OCT. 9, 2015
The dignified profiles of Dante and Michelangelo adorn the proscenium arch of the neo-Renaissance theater inside Columbia University’s Italian Academy. During a concert there by the Ensemble Origo on Thursday, I often gazed up at them, wondering what these luminaries of Italian art and high letters would have made of the evening’s program of motets, madrigals and “moresche” by Orlando di Lasso.
There was little lofty poetry among the texts, save for a setting of Petrarch’s “Canzoniere,” “If my weary lines can fly so high as to reach her,” set in elegant five-part harmony and performed with cool poise and accuracy by the Origo singers. But that text only threw into relief the bawdiness of the surrounding material, most of which might be summed up under the title “If my leering lines can swoop so low as to breach her.”
The program, with its eye-popping contrasts between high-minded art and lowbrow entertainment, was a reconstruction of music performed in honor of the 1568 wedding in Munich of Renate of Lorraine to Wilhelm V, the Duke of Bavaria’s heir.

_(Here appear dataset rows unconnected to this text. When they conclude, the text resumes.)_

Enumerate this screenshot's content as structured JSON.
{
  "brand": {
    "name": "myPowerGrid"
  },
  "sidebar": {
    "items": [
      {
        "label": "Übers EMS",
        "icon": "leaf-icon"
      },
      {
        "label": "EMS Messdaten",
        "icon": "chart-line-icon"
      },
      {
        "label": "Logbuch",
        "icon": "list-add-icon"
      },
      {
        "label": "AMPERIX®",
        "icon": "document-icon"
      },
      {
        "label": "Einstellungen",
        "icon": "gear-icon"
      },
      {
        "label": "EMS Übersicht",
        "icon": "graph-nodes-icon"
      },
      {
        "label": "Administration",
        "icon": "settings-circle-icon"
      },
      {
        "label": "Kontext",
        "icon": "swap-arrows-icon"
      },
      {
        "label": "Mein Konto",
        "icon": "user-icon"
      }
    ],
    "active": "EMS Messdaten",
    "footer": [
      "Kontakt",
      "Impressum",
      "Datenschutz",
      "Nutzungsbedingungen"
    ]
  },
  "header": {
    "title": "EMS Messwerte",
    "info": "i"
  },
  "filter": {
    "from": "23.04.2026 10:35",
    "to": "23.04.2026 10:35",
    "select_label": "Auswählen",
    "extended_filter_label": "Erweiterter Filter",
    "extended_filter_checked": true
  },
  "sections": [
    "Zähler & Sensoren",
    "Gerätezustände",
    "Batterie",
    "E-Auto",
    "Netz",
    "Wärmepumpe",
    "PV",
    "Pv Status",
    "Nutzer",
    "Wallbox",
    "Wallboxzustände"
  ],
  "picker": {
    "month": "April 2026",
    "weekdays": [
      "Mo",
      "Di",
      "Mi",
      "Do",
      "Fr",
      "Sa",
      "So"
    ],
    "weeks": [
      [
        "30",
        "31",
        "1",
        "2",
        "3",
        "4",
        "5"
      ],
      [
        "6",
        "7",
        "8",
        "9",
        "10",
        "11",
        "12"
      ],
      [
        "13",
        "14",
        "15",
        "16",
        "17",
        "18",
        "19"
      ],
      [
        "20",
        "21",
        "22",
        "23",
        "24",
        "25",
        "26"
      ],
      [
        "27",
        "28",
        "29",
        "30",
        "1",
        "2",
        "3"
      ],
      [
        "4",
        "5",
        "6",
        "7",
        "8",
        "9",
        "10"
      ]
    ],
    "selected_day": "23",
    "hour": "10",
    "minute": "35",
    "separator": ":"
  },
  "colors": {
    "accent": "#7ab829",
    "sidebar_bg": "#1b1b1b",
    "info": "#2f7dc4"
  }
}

Those festivities stretched over 18 days with musical contributions by Lasso that included a Te Deum, a motet performed during dinner, an evening of moresche (risqué songs sung in the pidgin Italian of African slaves) and a commedia dell’arte show filled with other stereotyped foreigners and lewd innuendo.
Recent scholarship has shown that Lasso’s moresche contain genuine snippets of Kanuri, the language of the Bornu Empire in what is now northeastern Nigeria, which was an important source of slaves for the European market. Mixed with Neapolitan dialect and onomatopoeic gibberish, these words lend an intriguing hint of authenticity to these rustic songs.